Kismuz / btgym

Scalable, event-driven, deep-learning-friendly backtesting library
https://kismuz.github.io/btgym/
GNU Lesser General Public License v3.0
981 stars 259 forks source link

How to separate the whole dataset into train and test datasets and perform back-test #72

Closed shisi-cc closed 5 years ago

shisi-cc commented 5 years ago

Hi, I appreciate your trading platform and currently perform my own reinforcement learning in btgym. It seems the training process is performed over the whole dataset. How can I separate the whole dataset into train and test datasets and perform back-test?
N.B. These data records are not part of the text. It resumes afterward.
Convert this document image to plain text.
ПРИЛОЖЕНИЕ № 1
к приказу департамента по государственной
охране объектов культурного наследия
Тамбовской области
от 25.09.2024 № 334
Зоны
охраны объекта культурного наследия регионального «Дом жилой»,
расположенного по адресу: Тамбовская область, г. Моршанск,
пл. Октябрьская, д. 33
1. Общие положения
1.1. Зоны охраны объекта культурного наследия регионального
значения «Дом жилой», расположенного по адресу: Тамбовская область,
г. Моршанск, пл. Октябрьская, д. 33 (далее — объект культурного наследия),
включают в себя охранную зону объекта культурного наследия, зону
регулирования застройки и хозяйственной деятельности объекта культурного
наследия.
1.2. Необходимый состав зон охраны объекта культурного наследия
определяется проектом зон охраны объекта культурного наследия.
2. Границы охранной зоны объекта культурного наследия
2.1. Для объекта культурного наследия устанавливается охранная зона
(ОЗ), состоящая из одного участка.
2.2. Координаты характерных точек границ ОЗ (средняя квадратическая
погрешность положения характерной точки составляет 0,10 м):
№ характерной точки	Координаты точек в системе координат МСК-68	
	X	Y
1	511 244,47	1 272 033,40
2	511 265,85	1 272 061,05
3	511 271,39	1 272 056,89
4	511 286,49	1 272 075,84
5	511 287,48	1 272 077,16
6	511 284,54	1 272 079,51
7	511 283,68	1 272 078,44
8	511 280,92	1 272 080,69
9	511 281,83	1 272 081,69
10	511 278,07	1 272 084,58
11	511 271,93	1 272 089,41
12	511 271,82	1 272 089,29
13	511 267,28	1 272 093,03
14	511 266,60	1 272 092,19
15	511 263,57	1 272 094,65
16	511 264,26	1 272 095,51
Kismuz commented 5 years ago

@shisi-cc, BTgymDataset class has built-in method for fixed train/test splitting by setting target_period kwarg:

domain = BTgymDataset(
    filename=filename,
    episode_duration={'days': 0, 'hours': 22, 'minutes': 0},
    time_gap={'days': 0, 'hours': 12},  # episode duration tolerance
    start_00=False,
    start_weekdays={0, 1, 2, 3, 4, 5, 6},
    parsing_params=parsing_params,
    target_period={'days': 1, 'hours': 0, 'minutes': 0},  # reserve 1 final day as test set
)

If you use built in trainer framework like A3C you can than set trainer class kwarg episode_train_test_cycle to, say: episode_train_test_cycle=(10, 1), which say each runner to perform 1 test episode after 10 train ones (default setting is episode_train_test_cycle=(1, 0), means 'no tests').

I you use your own training framework, you should implement train/test sampling routing yourself, see: #54 (esp. lower part; also about rolling_split feature).

Doc: https://kismuz.github.io/btgym/btgym.datafeed.html#btgym.datafeed.derivative.BTgymDataset

shisi-cc commented 5 years ago

Oh, I see. I will read the issue. Thank you very much!